The Mind and Body Benefits of Yoga Informed Therapy
Yoga is a unique practice that engages the mind and body. At Foundations Family Counseling, we believe that what occurs in the body affects the mind and vice-versa. Evidence suggests that people who engage in yoga routinely also experience less anxiety and depression symptoms.
Yoga-informed therapy draws the bridge between the benefits of yoga and the benefits of psychotherapy. This unique combination allows you to enhance the experience of yoga by tailoring your poses and practice to treat specific emotions, thoughts, and disorders.
How Does Yoga-informed Therapy Work?
During a session, your therapist guides you through a series of poses while encouraging you to focus on the bodily sensations different emotions create. For example, you may discover that you hold the tension of anxiety in your shoulders and work on learning how to relax them and work through the feeling.
Yoga-informed therapy is similar to talk therapy in that you and your therapist focus on a particular experience or emotional state to work through. You may try yoga-informed therapy to treat trauma, for example, or to manage the effects of chronic depression.
The difference between yoga-informed therapy and talk therapy is the center of attention. Instead of observing thoughts and beliefs, your body is the key to learning about how something is impacting you.
The Benefits of Yoga-informed Therapy
Yoga has been shown to benefit both the mind and body. From a mental standpoint, you can experience greater awareness of your emotions, less anxiety, less stress and reduced depression.
Yoga benefits can also:
- Help loosen tight muscles and ease soreness.
- Improve insomnia or sleep issues.
- Improve awareness of how thoughts and emotions manifest throughout the body.

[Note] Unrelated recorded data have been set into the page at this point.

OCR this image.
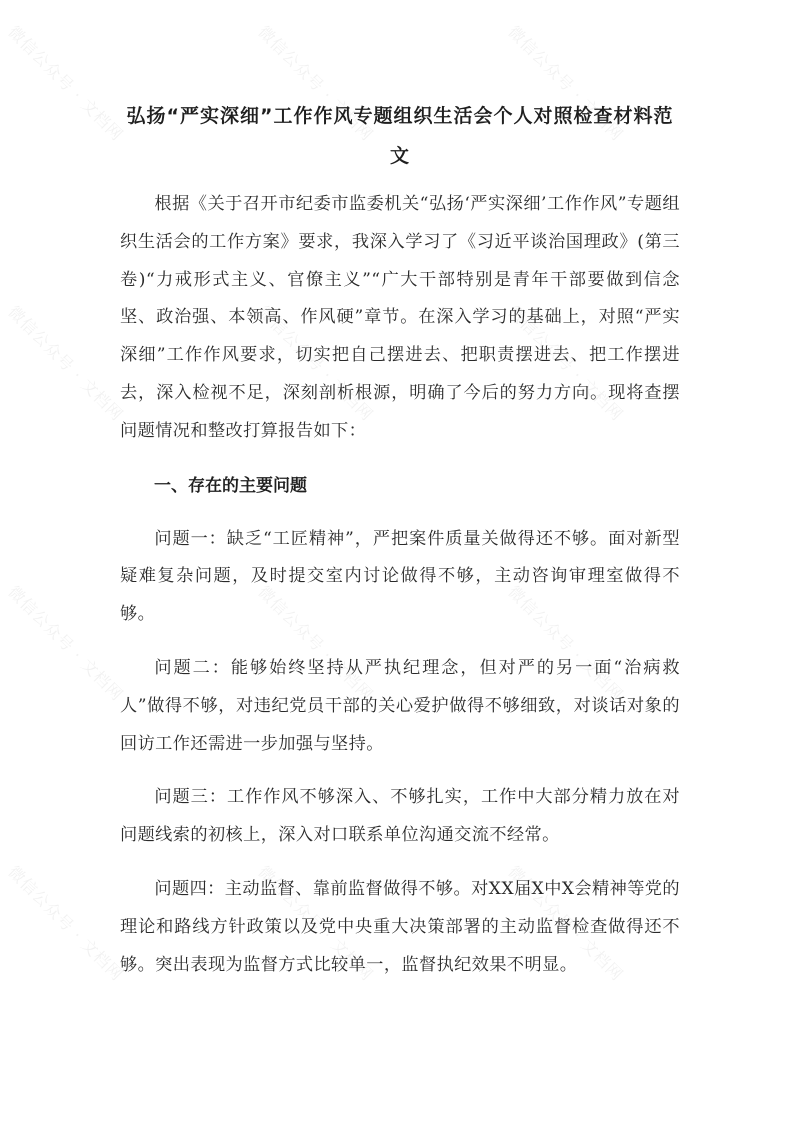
微信公众号 · 文档网	微信公众号 · 文档网	微信公众号 · 文档网
微信公众号 · 文档网	微信公众号 · 文档网	微信公众号 · 文档网
微信公众号 · 文档网	微信公众号 · 文档网	微信公众号 · 文档网
微信公众号 · 文档网	微信公众号 · 文档网	微信公众号 · 文档网
弘扬“严实深细”工作作风专题组织生活会个人对照检查材料范文

根据《关于召开市纪委市监委机关“弘扬‘严实深细’工作作风”专题组织生活会的工作方案》要求，我深入学习了《习近平谈治国理政》(第三卷)“力戒形式主义、官僚主义”“广大干部特别是青年干部要做到信念坚、政治强、本领高、作风硬”章节。在深入学习的基础上，对照“严实深细”工作作风要求，切实把自己摆进去、把职责摆进去、把工作摆进去，深入检视不足，深刻剖析根源，明确了今后的努力方向。现将查摆问题情况和整改打算报告如下：

一、存在的主要问题

问题一：缺乏“工匠精神”，严把案件质量关做得还不够。面对新型疑难复杂问题，及时提交室内讨论做得不够，主动咨询审理室做得不够。

问题二：能够始终坚持从严执纪理念，但对严的另一面“治病救人”做得不够，对违纪党员干部的关心爱护做得不够细致，对谈话对象的回访工作还需进一步加强与坚持。

问题三：工作作风不够深入、不够扎实，工作中大部分精力放在对问题线索的初核上，深入对口联系单位沟通交流不经常。

问题四：主动监督、靠前监督做得不够。对XX届X中X会精神等党的理论和路线方针政策以及党中央重大决策部署的主动监督检查做得还不够。突出表现为监督方式比较单一，监督执纪效果不明显。
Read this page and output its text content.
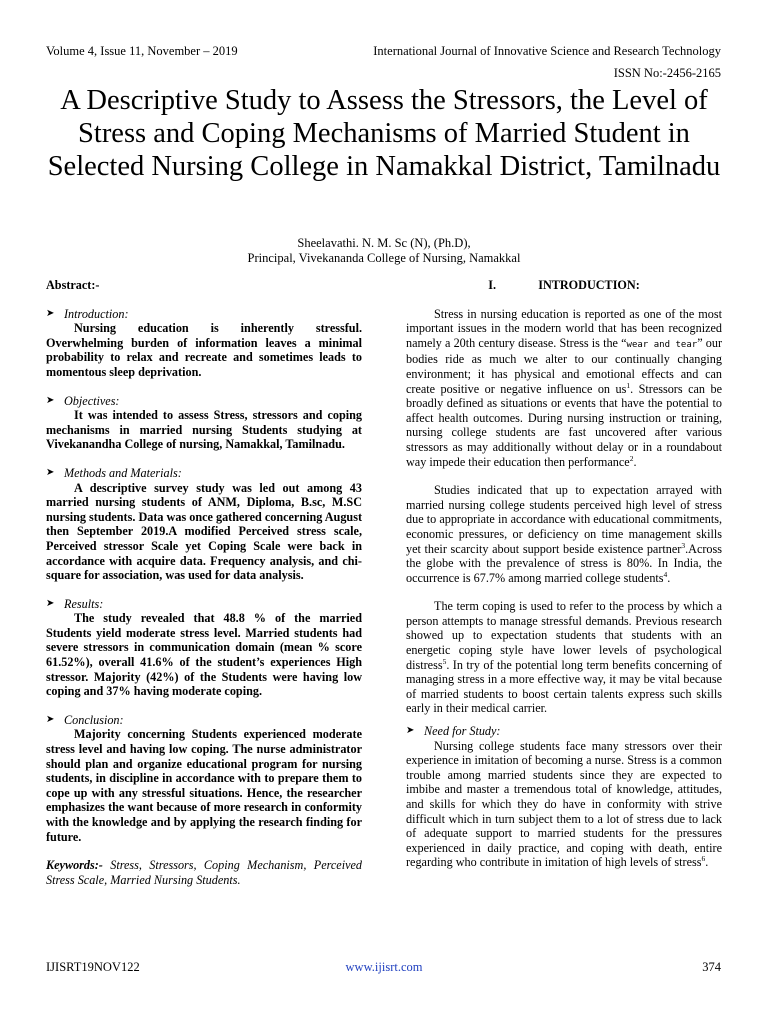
Volume 4, Issue 11, November – 2019	International Journal of Innovative Science and Research Technology
ISSN No:-2456-2165
A Descriptive Study to Assess the Stressors, the Level of Stress and Coping Mechanisms of Married Student in Selected Nursing College in Namakkal District, Tamilnadu
Sheelavathi. N. M. Sc (N), (Ph.D),
Principal, Vivekananda College of Nursing, Namakkal

Abstract:-

➤ Introduction:

Nursing education is inherently stressful. Overwhelming burden of information leaves a minimal probability to relax and recreate and sometimes leads to momentous sleep deprivation.

➤ Objectives:

It was intended to assess Stress, stressors and coping mechanisms in married nursing Students studying at Vivekanandha College of nursing, Namakkal, Tamilnadu.

➤ Methods and Materials:

A descriptive survey study was led out among 43 married nursing students of ANM, Diploma, B.sc, M.SC nursing students. Data was once gathered concerning August then September 2019.A modified Perceived stress scale, Perceived stressor Scale yet Coping Scale were back in accordance with acquire data. Frequency analysis, and chi-square for association, was used for data analysis.

➤ Results:

The study revealed that 48.8 % of the married Students yield moderate stress level. Married students had severe stressors in communication domain (mean % score 61.52%), overall 41.6% of the student’s experiences High stressor. Majority (42%) of the Students were having low coping and 37% having moderate coping.

➤ Conclusion:

Majority concerning Students experienced moderate stress level and having low coping. The nurse administrator should plan and organize educational program for nursing students, in discipline in accordance with to prepare them to cope up with any stressful situations. Hence, the researcher emphasizes the want because of more research in conformity with the knowledge and by applying the research finding for future.

Keywords:- Stress, Stressors, Coping Mechanism, Perceived Stress Scale, Married Nursing Students.

I.	INTRODUCTION:

Stress in nursing education is reported as one of the most important issues in the modern world that has been recognized namely a 20th century disease. Stress is the “wear and tear” our bodies ride as much we alter to our continually changing environment; it has physical and emotional effects and can create positive or negative influence on $us^1$. Stressors can be broadly defined as situations or events that have the potential to affect health outcomes. During nursing instruction or training, nursing college students are fast uncovered after various stressors as may additionally without delay or in a roundabout way impede their education then performance$^2$.

Studies indicated that up to expectation arrayed with married nursing college students perceived high level of stress due to appropriate in accordance with educational commitments, economic pressures, or deficiency on time management skills yet their scarcity about support beside existence partner$^3$.Across the globe with the prevalence of stress is 80%. In India, the occurrence is 67.7% among married college students$^4$.

The term coping is used to refer to the process by which a person attempts to manage stressful demands. Previous research showed up to expectation students that students with an energetic coping style have lower levels of psychological distress$^5$. In try of the potential long term benefits concerning of managing stress in a more effective way, it may be vital because of married students to boost certain talents express such skills early in their medical carrier.

➤ Need for Study:

Nursing college students face many stressors over their experience in imitation of becoming a nurse. Stress is a common trouble among married students since they are expected to imbibe and master a tremendous total of knowledge, attitudes, and skills for which they do have in conformity with strive difficult which in turn subject them to a lot of stress due to lack of adequate support to married students for the pressures experienced in daily practice, and coping with death, entire regarding who contribute in imitation of high levels of stress$^6$.

IJISRT19NOV122	www.ijisrt.com	374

- Learn how to soothe yourself by recognizing tension and releasing it.
- Improve your overall flexibility.
- Lower stress hormones and reduce negative feelings.
Is Yoga-informed Therapy Right for Me?
If you are interested in yoga and building greater awareness of your body, then you may enjoy this type of therapy.
Some people enjoy participating in yoga-informed therapy because it is more active than typical talk therapy. It allows them to concentrate on their complete emotional experience, including how it makes them feel physically, rather than exploring their feelings verbally.